Мы смеемся над Санчо Пансой, когда его бросают на одеяло и подкидывают в воздух, как простой мяч. Мы смеемся над бароном Мюнхгаузеном, когда он превращается в пушечное ядро и летит в пространство. Но некоторые упражнения цирковых клоунов позволят нам, пожалуй, еще точнее проверить этот закон. Для этого надо отвлечься от шуток, которыми клоун разукрашивает самое существенное в своей игре, и сосредоточить внимание на этом существенном, то есть на позах, прыжках и различных движениях, которые составляют собственно «клоунское» в искусстве клоуна. Только дважды пришлось мне наблюдать этот комический жанр в чистом виде, и в обоих случаях я получил одно и то же впечатление. В первый раз клоуны ходили взад и вперед, толкали друг друга, падали, отскакивали друг от друга, ритмически-равномерно ускоряя свои движения с явным намерением достичь crescendo. И постепенно внимание публики все более и более направлялось на отскакивание. Мало-помалу забывалось, что это люди из плоти и крови. Казалось, что это какие-то падающие и сталкивающиеся между собой тюки. Затем обман зрения все усиливался. Формы, казалось, округлялись, тела катались, как бы превращаясь в шары. Наконец появилось то, к чему вела — несомненно бессознательно — вся эта сцена: резиновые шары, перебрасываемые во всех направлениях один навстречу другому. Вторая сцена, еще более грубая, была не менее поучительна. Вышли два человека с огромными, совершенно лысыми головами. Они были вооружены здоровыми палками, и каждый поочередно бил своей палкой по голове другого. И здесь соблюдалась постепенность. После каждого удара тела, казалось, становились тяжелее, утрачивали подвижность, словно все больше и больше отвердевали. Ответный удар с каждым разом все более запаздывал, но вместе с тем становился все тяжелее и звучнее. Черепа страшно гудели в притихшем зале. Наконец уже совершенно не гнущиеся и медлительные, прямые, как кол, тела склонились одно к другому, палки в последний раз ударили по головам, как огромные молоты по дубовым бревнам, и все повалилось на пол. В эту минуту с полной ясностью обрисовалось то представление, которое артисты постепенно вколачивали в воображение зрителей: «мы сейчас обратимся, мы уже обратились в массивные деревянные манекены».
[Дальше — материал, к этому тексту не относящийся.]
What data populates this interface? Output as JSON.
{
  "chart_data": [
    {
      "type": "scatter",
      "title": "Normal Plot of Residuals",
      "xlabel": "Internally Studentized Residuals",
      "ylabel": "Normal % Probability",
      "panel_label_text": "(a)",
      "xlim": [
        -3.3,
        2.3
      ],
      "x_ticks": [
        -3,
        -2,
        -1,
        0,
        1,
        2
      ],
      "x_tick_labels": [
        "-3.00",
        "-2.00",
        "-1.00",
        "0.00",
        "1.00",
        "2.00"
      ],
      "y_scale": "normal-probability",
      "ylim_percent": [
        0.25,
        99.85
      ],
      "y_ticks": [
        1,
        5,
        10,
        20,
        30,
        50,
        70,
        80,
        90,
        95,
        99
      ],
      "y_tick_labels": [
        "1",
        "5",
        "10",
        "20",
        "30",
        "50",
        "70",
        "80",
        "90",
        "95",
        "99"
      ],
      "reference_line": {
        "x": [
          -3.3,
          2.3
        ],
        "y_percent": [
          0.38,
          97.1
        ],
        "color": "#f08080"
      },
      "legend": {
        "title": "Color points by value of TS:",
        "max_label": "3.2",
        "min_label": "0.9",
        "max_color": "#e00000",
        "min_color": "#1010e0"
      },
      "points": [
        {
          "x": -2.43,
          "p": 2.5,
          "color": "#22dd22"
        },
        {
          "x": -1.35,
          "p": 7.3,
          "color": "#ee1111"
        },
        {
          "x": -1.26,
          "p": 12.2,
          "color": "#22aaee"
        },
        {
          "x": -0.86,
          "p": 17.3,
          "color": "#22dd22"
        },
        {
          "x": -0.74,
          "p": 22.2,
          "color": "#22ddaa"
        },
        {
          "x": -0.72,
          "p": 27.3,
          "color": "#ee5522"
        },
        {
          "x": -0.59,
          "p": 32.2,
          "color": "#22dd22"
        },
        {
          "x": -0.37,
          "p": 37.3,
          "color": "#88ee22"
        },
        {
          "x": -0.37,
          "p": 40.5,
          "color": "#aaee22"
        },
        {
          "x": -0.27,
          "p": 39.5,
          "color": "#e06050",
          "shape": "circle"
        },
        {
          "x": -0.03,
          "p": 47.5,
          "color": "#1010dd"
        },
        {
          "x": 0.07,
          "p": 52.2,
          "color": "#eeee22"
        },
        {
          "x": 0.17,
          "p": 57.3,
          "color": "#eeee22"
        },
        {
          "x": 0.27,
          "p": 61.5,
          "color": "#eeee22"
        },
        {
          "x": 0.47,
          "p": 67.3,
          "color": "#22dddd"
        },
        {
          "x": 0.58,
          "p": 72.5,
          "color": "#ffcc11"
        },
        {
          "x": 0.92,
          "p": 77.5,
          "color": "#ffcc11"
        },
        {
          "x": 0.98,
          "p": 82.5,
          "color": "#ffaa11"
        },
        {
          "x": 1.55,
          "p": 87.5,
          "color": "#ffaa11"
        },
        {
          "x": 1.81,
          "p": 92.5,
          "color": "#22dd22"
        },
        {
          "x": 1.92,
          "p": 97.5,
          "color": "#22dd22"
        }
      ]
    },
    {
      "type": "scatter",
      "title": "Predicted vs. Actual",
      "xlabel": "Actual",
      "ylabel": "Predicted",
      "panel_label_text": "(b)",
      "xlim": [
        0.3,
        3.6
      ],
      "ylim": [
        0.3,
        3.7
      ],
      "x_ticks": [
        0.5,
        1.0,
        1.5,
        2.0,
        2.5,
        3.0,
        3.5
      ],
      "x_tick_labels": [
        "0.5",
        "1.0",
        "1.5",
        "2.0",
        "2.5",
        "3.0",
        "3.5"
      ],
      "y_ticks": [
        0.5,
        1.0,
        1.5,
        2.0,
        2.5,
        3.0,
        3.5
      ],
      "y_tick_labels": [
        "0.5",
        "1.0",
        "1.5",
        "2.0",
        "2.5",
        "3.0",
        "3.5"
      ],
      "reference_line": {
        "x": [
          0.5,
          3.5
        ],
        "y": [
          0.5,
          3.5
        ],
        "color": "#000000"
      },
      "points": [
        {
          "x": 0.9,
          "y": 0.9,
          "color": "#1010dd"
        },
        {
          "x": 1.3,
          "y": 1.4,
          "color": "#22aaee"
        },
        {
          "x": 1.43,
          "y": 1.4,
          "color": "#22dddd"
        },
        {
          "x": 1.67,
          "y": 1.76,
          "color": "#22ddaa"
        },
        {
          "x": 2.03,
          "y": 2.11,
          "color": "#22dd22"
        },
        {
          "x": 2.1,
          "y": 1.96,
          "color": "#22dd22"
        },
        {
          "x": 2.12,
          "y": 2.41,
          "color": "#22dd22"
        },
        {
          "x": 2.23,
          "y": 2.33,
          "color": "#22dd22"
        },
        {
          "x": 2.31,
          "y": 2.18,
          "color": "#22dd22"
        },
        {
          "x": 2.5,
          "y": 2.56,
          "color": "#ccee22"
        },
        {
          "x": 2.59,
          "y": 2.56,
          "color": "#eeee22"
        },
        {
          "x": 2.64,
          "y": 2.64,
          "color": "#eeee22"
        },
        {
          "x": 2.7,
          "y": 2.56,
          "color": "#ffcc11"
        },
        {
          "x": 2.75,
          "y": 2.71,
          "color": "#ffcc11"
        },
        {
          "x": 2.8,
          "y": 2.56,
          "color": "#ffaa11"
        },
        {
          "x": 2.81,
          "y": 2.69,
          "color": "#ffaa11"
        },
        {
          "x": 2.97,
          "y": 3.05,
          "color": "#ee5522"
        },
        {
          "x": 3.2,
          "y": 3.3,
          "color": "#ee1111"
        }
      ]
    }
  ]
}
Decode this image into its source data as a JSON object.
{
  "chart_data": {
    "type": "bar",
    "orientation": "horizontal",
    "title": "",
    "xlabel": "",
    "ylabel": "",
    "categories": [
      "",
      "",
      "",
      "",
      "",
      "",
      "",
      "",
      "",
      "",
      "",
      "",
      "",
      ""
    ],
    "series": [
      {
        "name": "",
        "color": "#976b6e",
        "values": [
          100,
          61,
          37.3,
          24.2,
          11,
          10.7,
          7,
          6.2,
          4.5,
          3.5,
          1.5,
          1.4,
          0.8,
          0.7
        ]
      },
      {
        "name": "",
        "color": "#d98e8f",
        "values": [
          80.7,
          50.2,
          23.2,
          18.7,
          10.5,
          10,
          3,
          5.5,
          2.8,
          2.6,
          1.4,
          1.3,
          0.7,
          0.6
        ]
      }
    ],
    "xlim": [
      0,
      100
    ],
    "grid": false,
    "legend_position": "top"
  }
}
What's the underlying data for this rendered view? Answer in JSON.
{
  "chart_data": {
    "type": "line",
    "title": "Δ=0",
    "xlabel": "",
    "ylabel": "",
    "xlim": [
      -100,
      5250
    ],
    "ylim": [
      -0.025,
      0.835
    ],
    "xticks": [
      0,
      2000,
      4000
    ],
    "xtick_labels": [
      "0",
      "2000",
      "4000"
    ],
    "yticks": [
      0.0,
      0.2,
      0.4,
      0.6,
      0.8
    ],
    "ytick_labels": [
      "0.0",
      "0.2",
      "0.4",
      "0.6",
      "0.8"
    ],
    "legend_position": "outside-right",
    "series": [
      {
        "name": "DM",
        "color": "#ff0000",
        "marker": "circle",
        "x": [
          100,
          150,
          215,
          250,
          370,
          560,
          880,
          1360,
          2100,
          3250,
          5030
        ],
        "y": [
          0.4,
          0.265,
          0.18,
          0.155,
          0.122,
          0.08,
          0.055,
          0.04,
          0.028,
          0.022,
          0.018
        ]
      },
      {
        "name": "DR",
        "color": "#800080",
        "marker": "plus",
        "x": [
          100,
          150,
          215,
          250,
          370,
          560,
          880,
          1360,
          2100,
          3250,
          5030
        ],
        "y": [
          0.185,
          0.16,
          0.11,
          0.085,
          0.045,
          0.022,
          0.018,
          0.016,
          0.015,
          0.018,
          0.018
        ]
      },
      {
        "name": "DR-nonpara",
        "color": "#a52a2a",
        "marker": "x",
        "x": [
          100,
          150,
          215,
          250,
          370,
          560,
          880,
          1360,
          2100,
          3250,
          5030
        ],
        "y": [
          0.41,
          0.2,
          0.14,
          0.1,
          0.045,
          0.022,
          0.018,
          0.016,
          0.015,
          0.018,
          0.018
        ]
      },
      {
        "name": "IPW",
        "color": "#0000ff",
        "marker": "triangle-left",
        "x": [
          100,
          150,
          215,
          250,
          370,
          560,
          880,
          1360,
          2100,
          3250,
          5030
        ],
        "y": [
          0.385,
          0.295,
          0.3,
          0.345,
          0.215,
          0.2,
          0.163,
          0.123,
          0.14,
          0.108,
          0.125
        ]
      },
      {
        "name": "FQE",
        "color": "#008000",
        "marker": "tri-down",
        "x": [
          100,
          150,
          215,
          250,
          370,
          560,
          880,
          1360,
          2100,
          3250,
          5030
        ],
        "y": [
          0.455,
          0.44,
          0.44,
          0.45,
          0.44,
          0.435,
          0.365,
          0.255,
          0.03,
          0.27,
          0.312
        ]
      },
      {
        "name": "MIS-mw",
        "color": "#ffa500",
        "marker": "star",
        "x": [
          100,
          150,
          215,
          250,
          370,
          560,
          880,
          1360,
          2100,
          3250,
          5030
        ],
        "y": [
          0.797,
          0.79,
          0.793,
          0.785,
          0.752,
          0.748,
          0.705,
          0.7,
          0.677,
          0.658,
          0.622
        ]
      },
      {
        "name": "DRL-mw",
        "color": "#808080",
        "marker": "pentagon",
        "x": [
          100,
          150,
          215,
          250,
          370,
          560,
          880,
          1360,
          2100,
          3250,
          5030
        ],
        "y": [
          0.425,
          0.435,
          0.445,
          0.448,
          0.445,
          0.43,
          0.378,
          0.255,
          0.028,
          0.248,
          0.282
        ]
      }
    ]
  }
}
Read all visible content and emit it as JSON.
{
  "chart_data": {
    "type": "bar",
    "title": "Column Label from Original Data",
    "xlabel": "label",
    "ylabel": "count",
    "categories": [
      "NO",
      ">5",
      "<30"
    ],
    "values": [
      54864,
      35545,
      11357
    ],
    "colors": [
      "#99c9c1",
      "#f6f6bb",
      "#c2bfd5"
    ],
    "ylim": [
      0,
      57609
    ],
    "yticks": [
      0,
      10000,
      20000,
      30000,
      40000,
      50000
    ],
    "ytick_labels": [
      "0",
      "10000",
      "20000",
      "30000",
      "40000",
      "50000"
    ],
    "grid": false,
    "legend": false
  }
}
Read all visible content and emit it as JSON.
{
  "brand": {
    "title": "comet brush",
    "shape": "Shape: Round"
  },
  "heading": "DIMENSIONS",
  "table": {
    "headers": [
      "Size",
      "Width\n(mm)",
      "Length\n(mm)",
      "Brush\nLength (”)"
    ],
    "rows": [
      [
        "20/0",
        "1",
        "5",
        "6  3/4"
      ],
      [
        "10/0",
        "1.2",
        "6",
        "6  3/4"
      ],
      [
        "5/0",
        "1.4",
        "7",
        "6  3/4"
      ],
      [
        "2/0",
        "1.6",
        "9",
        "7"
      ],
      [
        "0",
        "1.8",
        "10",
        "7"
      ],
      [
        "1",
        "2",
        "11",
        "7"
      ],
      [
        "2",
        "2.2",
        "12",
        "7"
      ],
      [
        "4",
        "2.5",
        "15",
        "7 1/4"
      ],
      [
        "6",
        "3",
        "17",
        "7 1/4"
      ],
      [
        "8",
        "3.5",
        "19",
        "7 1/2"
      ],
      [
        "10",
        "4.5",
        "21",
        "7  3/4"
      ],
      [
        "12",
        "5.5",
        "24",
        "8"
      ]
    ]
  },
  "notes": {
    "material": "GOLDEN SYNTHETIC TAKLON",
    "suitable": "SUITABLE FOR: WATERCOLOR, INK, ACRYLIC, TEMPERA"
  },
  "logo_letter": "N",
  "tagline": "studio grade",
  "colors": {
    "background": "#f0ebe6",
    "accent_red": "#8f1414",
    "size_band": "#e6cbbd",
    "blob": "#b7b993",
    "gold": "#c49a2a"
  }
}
Неразвитые умы могут смутным инстинктом постигнуть здесь некоторые тончайшие выводы психологии. Известно, что простым внушением можно вызвать у загипнотизированного человека зрительные галлюцинации. Ему говорят, что у него на руке сидит птица, и он видит птицу, видит, как она улетает. Но далеко не всегда внушению следуют с такой покорностью. Часто бывает, что гипнотизеру удается внедрить его лишь незаметно, постепенно. Он начинает в таком случае с предметов действительно видимых гипнотизируемым и старается делать восприятие этих предметов все более и более смутным; потом, шаг за шагом, он вызывает из тумана точные очертания предмета, галлюцинации которого он хочет вызвать. Некоторые люди, перед тем как заснуть, часто видят бесформенные, колышущиеся, окрашенные в разные цвета массы, занимающие все пространство, а затем постепенно отвердевающие и принимающие формы определенных предметов. Постепенный переход от неясного к отчетливому — наилучший способ внушения. Я думаю, что именно он лежит в основе многочисленных способов внушения комических свойств, особенно же внушения грубо-комического, когда кажется, что человек на наших глазах превращается в вещь. Но существуют другие, более тонкие приемы, — у поэтов, например, — которые употребляются, быть может бессознательно, для той же цели. Посредством известных сочетаний ритма, рифмы, созвучий можно убаюкать наше воображение, укачав его однообразием, и подготовить его таким образом к покорному восприятию внушаемого образа. Прочтите нижеследующие стихи Реньяра и заметьте, как в вашем воображении пронесется образ куклы:
… Plus, il doit à maints particuliers
La somme de dix mil une livre une obole,
Pour l'avoir sans relache un an sur sa parole
Habillé, voituré, chauffé, chaussé, ganté,
Alimenté, rasé, désaltéré, porté. [5] Больше того, он должен многим частным лицам сумму в десять тысяч один фунт и один обол за то, что они без перерыва целый год, по его слову, одевали его, катали в каретах, согревали, обували, снабжали перчатками, кормили, брили, поили, носили.
Не видите ли вы нечто в том же роде в следующем куплете Фигаро (хотя здесь, пожалуй, внушается скорее образ животного, чем вещи): «Что это за человек? — Это красивый, толстый, маленький моложавый старичок, седоватый, хитрый, бритый, пресыщенный, который вечно подстерегает, разнюхивает, рычит и скулит одновременно».